Isn’t the right answer to leave lazy loading on and know when you are going to need child rows and fetch them eagerly?
If you disable lazy loading all together how do you prevent then you always wind up fetching everything which is inefficient.
I think you could also make your property non-virtual which will prevent lazy loading?
The virtual property method works in Code First. I agree that it’s a good way to control it.
If you disable lazy loading, you don’t have to load everything. You can selectively load objects using explicit loading or by returning multiple record sets. EF is great at rebuilding relationships in memory.
Leaving lazy loading on by default usually ends up bringing applications to a crawl. Working effectively with EF requires some level of knowledge about how it works and not everyone is curious enough to push it that far.
turning lazy loading off by default is protecting yourself against yourself. turn it on when you really need it =)
N+1 has always been the problem with EF. And with most ORM for that matter. The problem isn’t lazy loading, but the way it’s done. Consider this: suppose you eagerly load N parents, each having M’ children for a total of M children (I’m coming to lazy loading, bear with me). Now suppose your ORM is doing that in those steps.
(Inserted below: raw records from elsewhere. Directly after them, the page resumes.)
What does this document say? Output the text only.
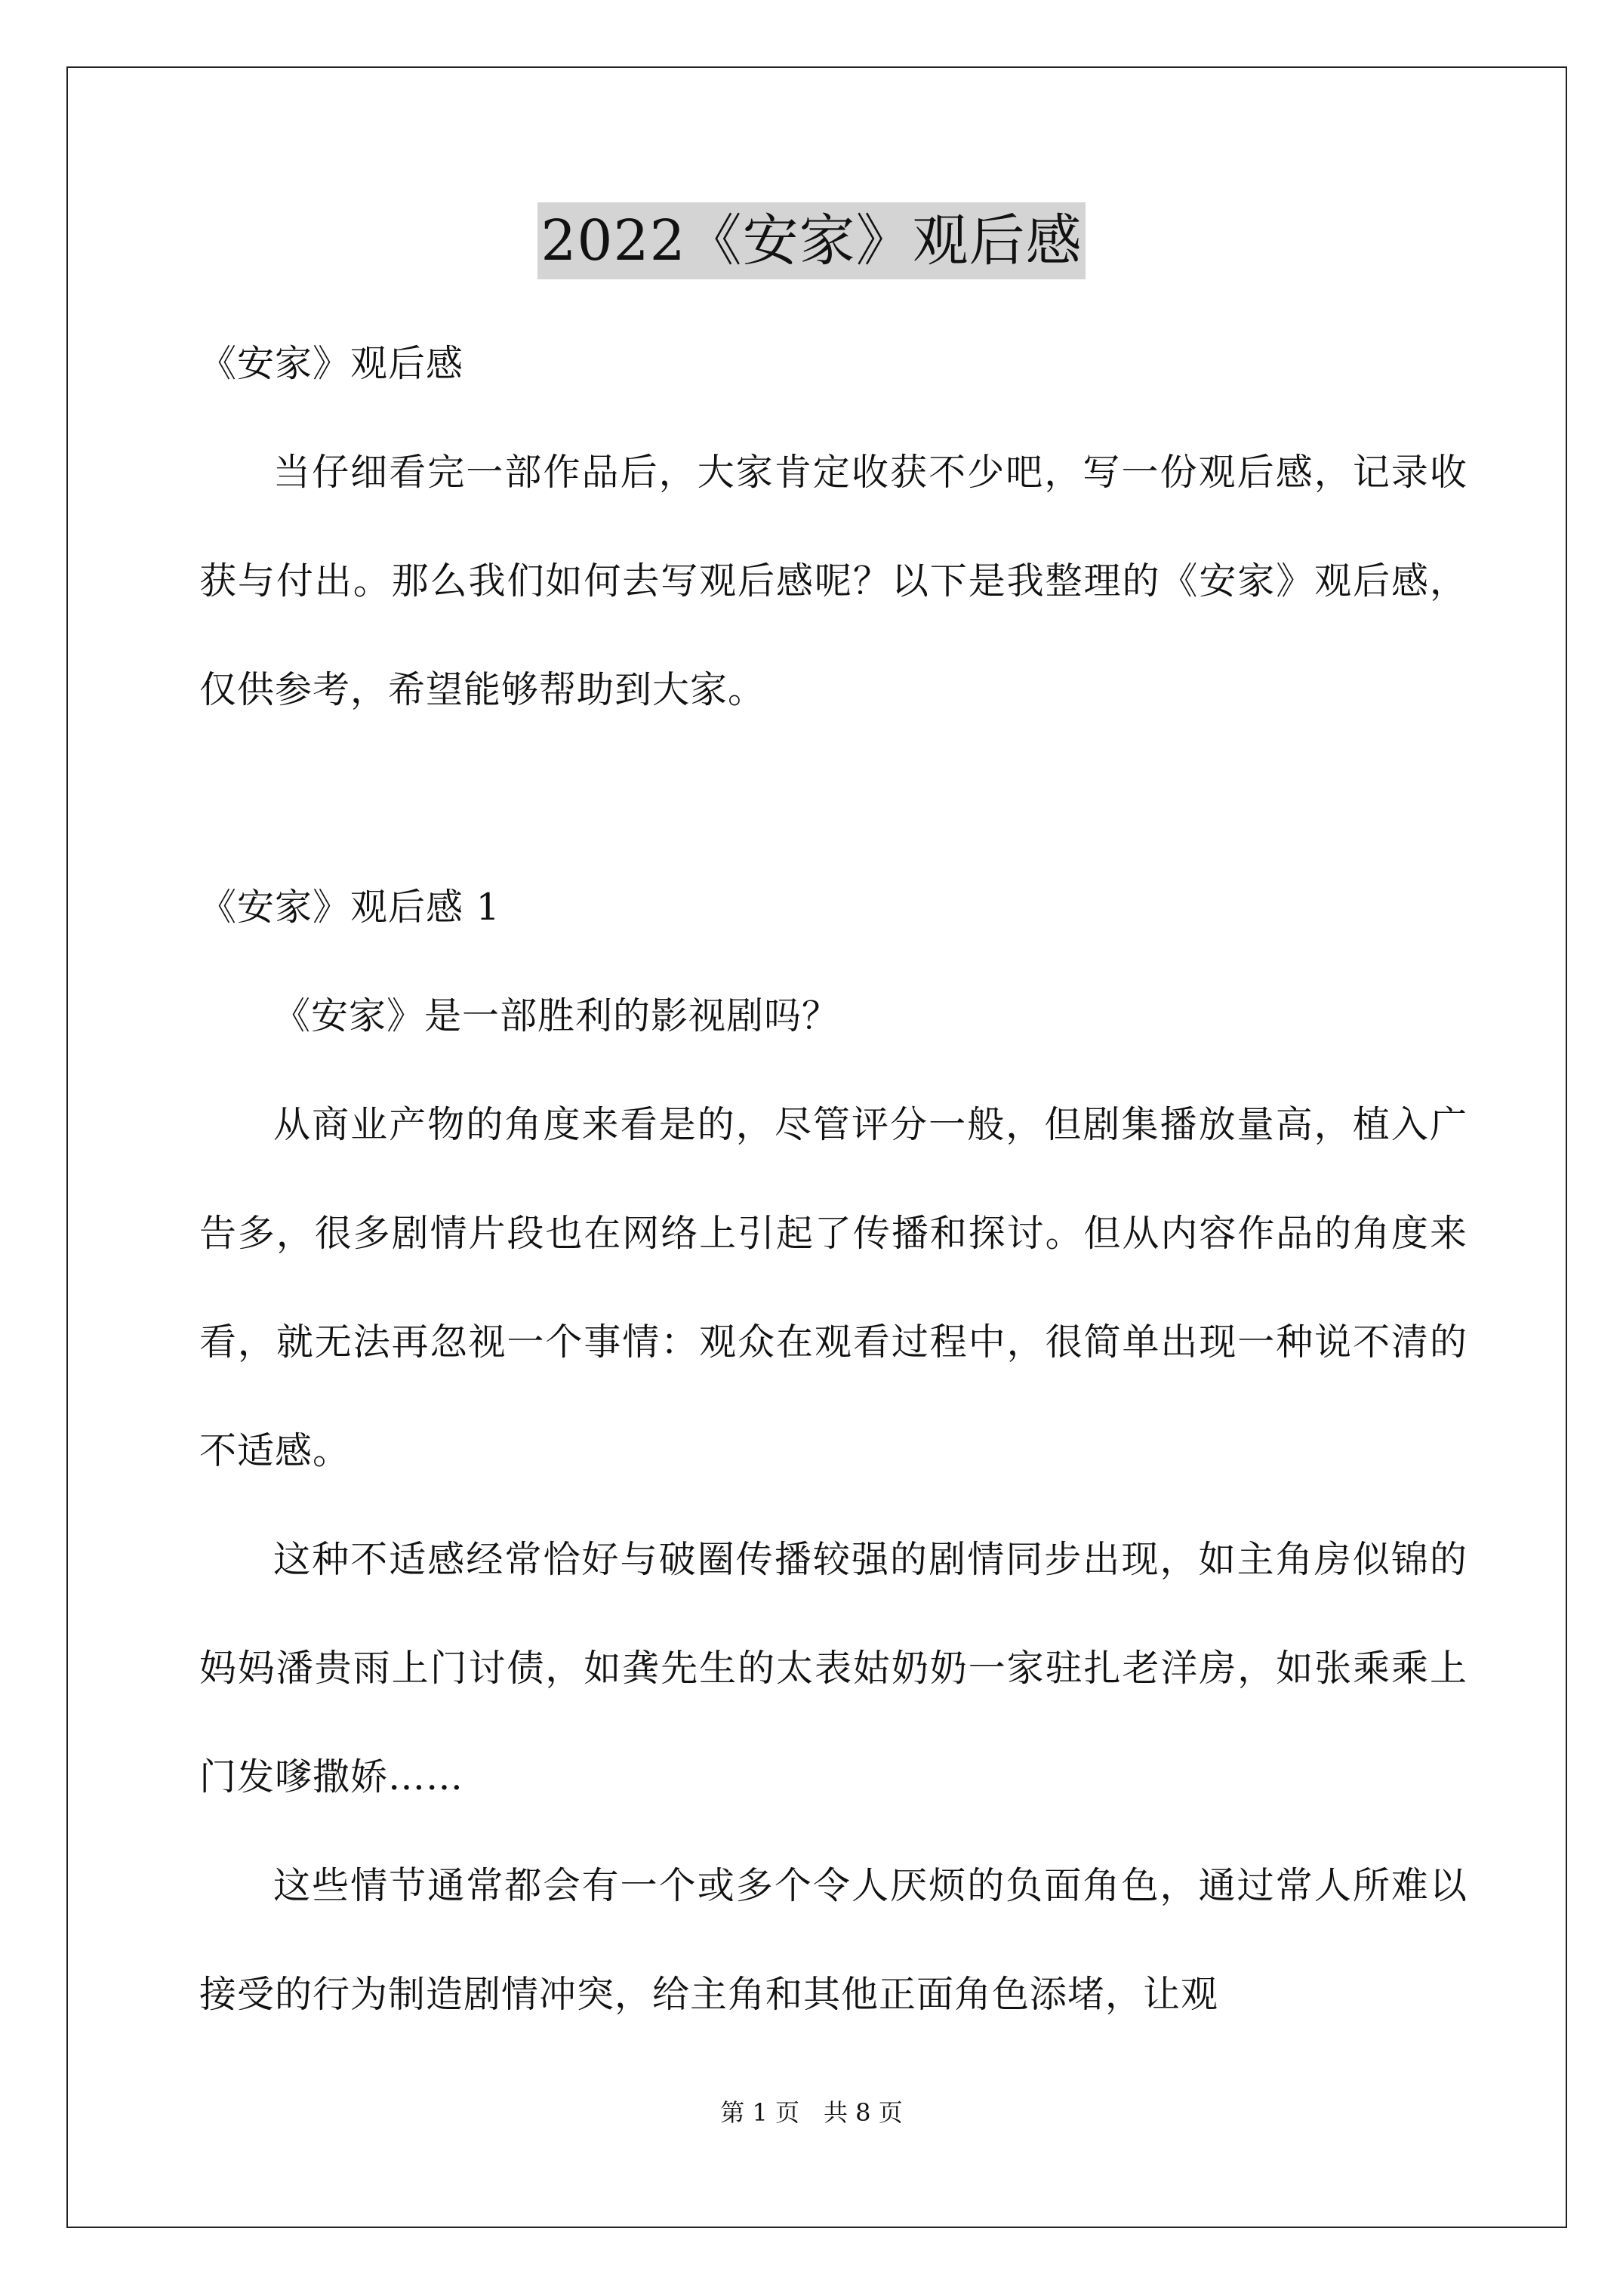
2022《安家》观后感

《安家》观后感

当仔细看完一部作品后，大家肯定收获不少吧，写一份观后感，记录收获与付出。那么我们如何去写观后感呢？以下是我整理的《安家》观后感，仅供参考，希望能够帮助到大家。

《安家》观后感 1

《安家》是一部胜利的影视剧吗？

从商业产物的角度来看是的，尽管评分一般，但剧集播放量高，植入广告多，很多剧情片段也在网络上引起了传播和探讨。但从内容作品的角度来看，就无法再忽视一个事情：观众在观看过程中，很简单出现一种说不清的不适感。

这种不适感经常恰好与破圈传播较强的剧情同步出现，如主角房似锦的妈妈潘贵雨上门讨债，如龚先生的太表姑奶奶一家驻扎老洋房，如张乘乘上门发嗲撒娇……

这些情节通常都会有一个或多个令人厌烦的负面角色，通过常人所难以接受的行为制造剧情冲突，给主角和其他正面角色添堵，让观

第 1 页　共 8 页
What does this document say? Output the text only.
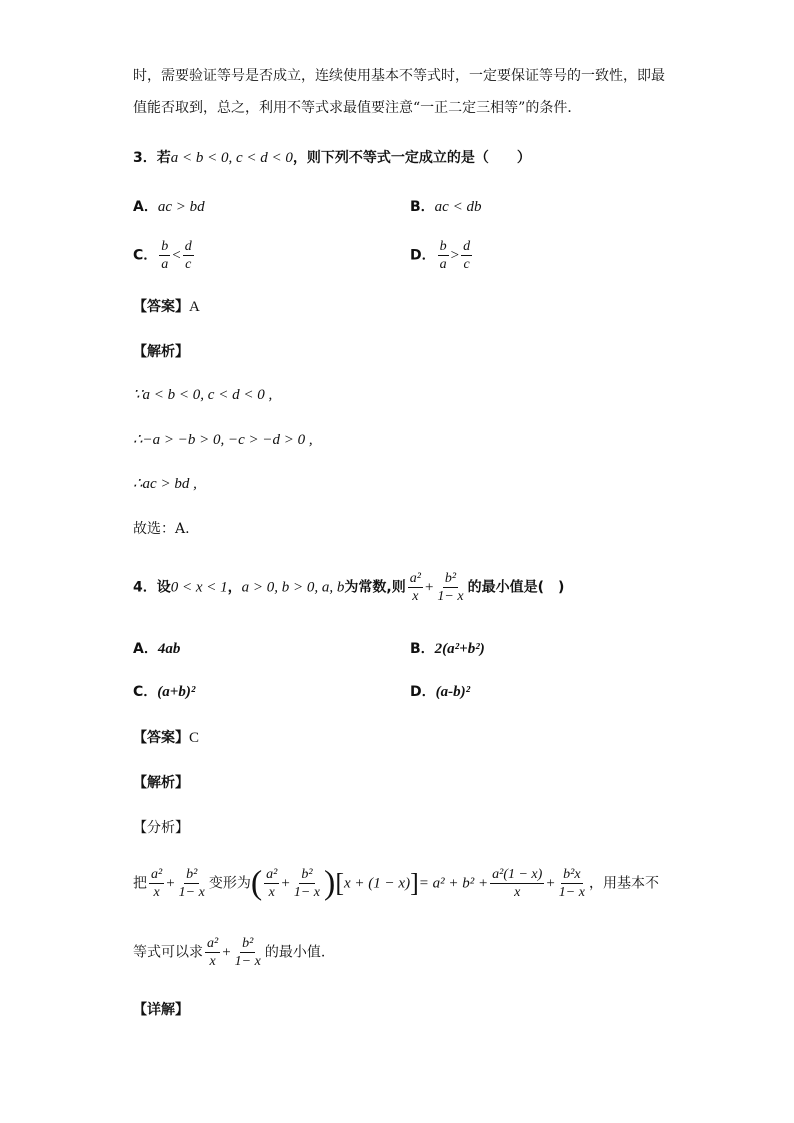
时，需要验证等号是否成立，连续使用基本不等式时，一定要保证等号的一致性，即最
值能否取到，总之，利用不等式求最值要注意“一正二定三相等”的条件．
3．若a < b < 0, c < d < 0，则下列不等式一定成立的是（　　）
A．ac > bd	B．ac < db
C． $\frac{b}{a} < \frac{d}{c}$	D． $\frac{b}{a} > \frac{d}{c}$
【答案】A
【解析】
∵a < b < 0, c < d < 0 ,
∴−a > −b > 0, −c > −d > 0 ,
∴ac > bd ,
故选：A.
4．设0 < x < 1，a > 0, b > 0, a, b为常数,则 $\frac{\text{a²}}{x} + \frac{\text{b²}}{1- x}$ 的最小值是(　)
A．4ab	B．2(a²+b²)
C．(a+b)²	D．(a-b)²
【答案】C
【解析】
【分析】
把 $\frac{\text{a²}}{x} + \frac{\text{b²}}{1- x}$ 变形为( $\frac{\text{a²}}{x} + \frac{\text{b²}}{1- x} )[x + (1 - x)]= a^2 + b^2 + \frac{\text{a²(1 − x)}}{x} + \frac{\text{b²x}}{1- x}$ ，用基本不
等式可以求 $\frac{\text{a²}}{x} + \frac{\text{b²}}{1- x}$ 的最小值.
【详解】
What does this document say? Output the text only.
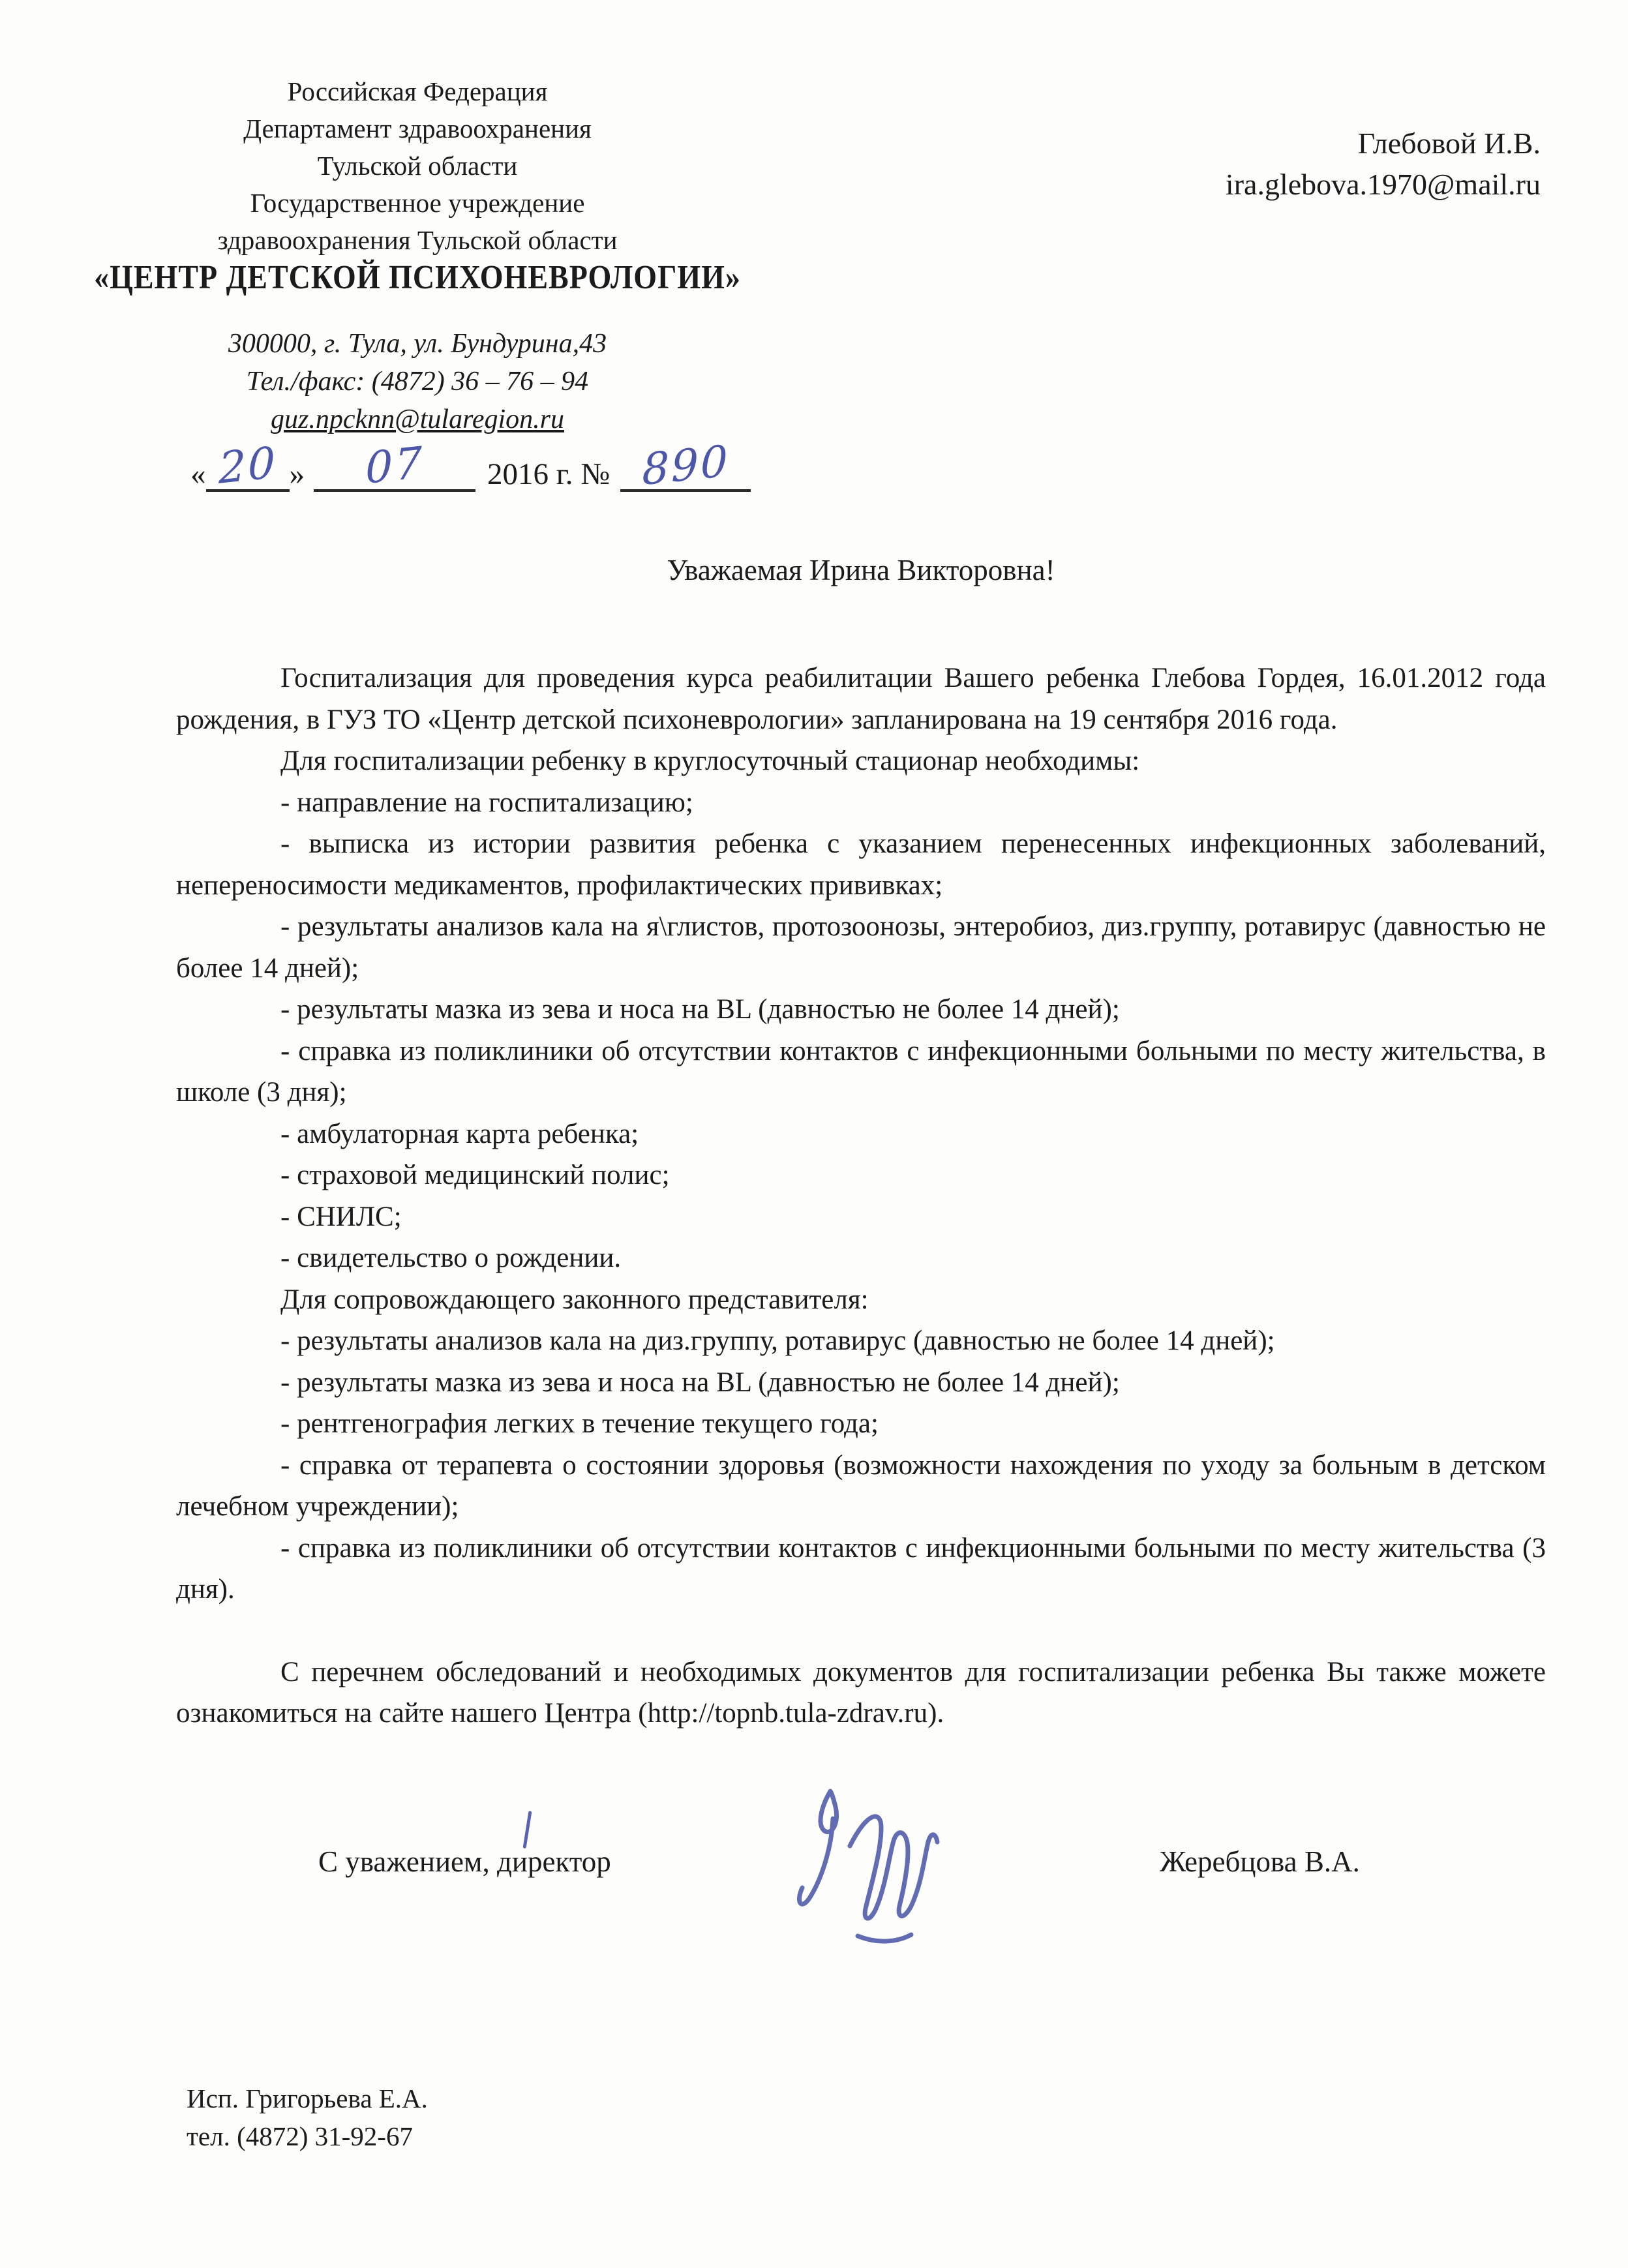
Российская Федерация
Департамент здравоохранения
Тульской области
Государственное учреждение
здравоохранения Тульской области
«ЦЕНТР ДЕТСКОЙ ПСИХОНЕВРОЛОГИИ»
Глебовой И.В.
ira.glebova.1970@mail.ru
300000, г. Тула, ул. Бундурина,43
Тел./факс: (4872) 36 – 76 – 94
guz.npcknn@tularegion.ru
« 20 » 07 2016 г. № 890
Уважаемая Ирина Викторовна!

Госпитализация для проведения курса реабилитации Вашего ребенка Глебова Гордея, 16.01.2012 года рождения, в ГУЗ ТО «Центр детской психоневрологии» запланирована на 19 сентября 2016 года.

Для госпитализации ребенку в круглосуточный стационар необходимы:

- направление на госпитализацию;

- выписка из истории развития ребенка с указанием перенесенных инфекционных заболеваний, непереносимости медикаментов, профилактических прививках;

- результаты анализов кала на я\глистов, протозоонозы, энтеробиоз, диз.группу, ротавирус (давностью не более 14 дней);

- результаты мазка из зева и носа на BL (давностью не более 14 дней);

- справка из поликлиники об отсутствии контактов с инфекционными больными по месту жительства, в школе (3 дня);

- амбулаторная карта ребенка;

- страховой медицинский полис;

- СНИЛС;

- свидетельство о рождении.

Для сопровождающего законного представителя:

- результаты анализов кала на диз.группу, ротавирус (давностью не более 14 дней);

- результаты мазка из зева и носа на BL (давностью не более 14 дней);

- рентгенография легких в течение текущего года;

- справка от терапевта о состоянии здоровья (возможности нахождения по уходу за больным в детском лечебном учреждении);

- справка из поликлиники об отсутствии контактов с инфекционными больными по месту жительства (3 дня).

С перечнем обследований и необходимых документов для госпитализации ребенка Вы также можете ознакомиться на сайте нашего Центра (http://topnb.tula-zdrav.ru).

С уважением, директор	Жеребцова В.А.
Исп. Григорьева Е.А.
тел. (4872) 31-92-67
First it builds the sql query that loads the parent (select a, b, c from parent [join bla bla bla] where x = y). Then it executes the query and does one pass in the reader, top to bottom, constructing a Parent for each row, and *puts the parent in a Dictionary*, where the key of the dictionary is the key of Parent as defined by your config. Now’s the magic: the ORM build exactly one sql query for ALL the children, using an easy trick: it propagates the WHERE clause of the Parent’s query into the Child’s query! so it becomes: “select d, e, f, foreignkey from child, parent [join bla bla bla] where parent.key = child.foreignkey AND x = y”. By propagating the where clause of the parent to the child, linking on their pk/fk complex, the ORM knows that it won’t get ANY orphant child. Now the ORM executes the query and does, again, exactly one pass into the reader, instantiates a child at each row but this time, instead (or in supplement to, if there are grand-child in the picture) of putting the child in a dictionary, it retrieves the parent in the parent’s dictionary it just built earlier, using the foreign key of the child it just loaded, and adds the child to the parent’s collection! BAM!!! you just did eager loading using exactly 2 sql statements, and done that in O(N+M).
Lazy loading can be done exactly like that by remembering the where clause; when you access a Parent’s child collection, you could say “oh and by the way, go and load the children of all my sibling Parents while you’re at it”
Oh and yeah, I’ve done it in an in-house ORM back in 2004, and it was able to load complex graphs of objects in exactly the same number of pass as there were objects ;-) It was also pretty good at deleting, inserting and updating objects using the same techniques, even updating the foreign key values, in case when you “move” a child around (not that it happened that often… but it was there). Thanks for the opportunity to remember that and talk about that very nice project :-)
NHibernate first has eager loading enabled which a lot of people didn’t know or understand resulting in complete databases getting fetched each time a single item was displayed on their website. They switched to lazy loading being the default because of this. Usually you want to optimize the query anyway when you want to access large sets of data in one transaction.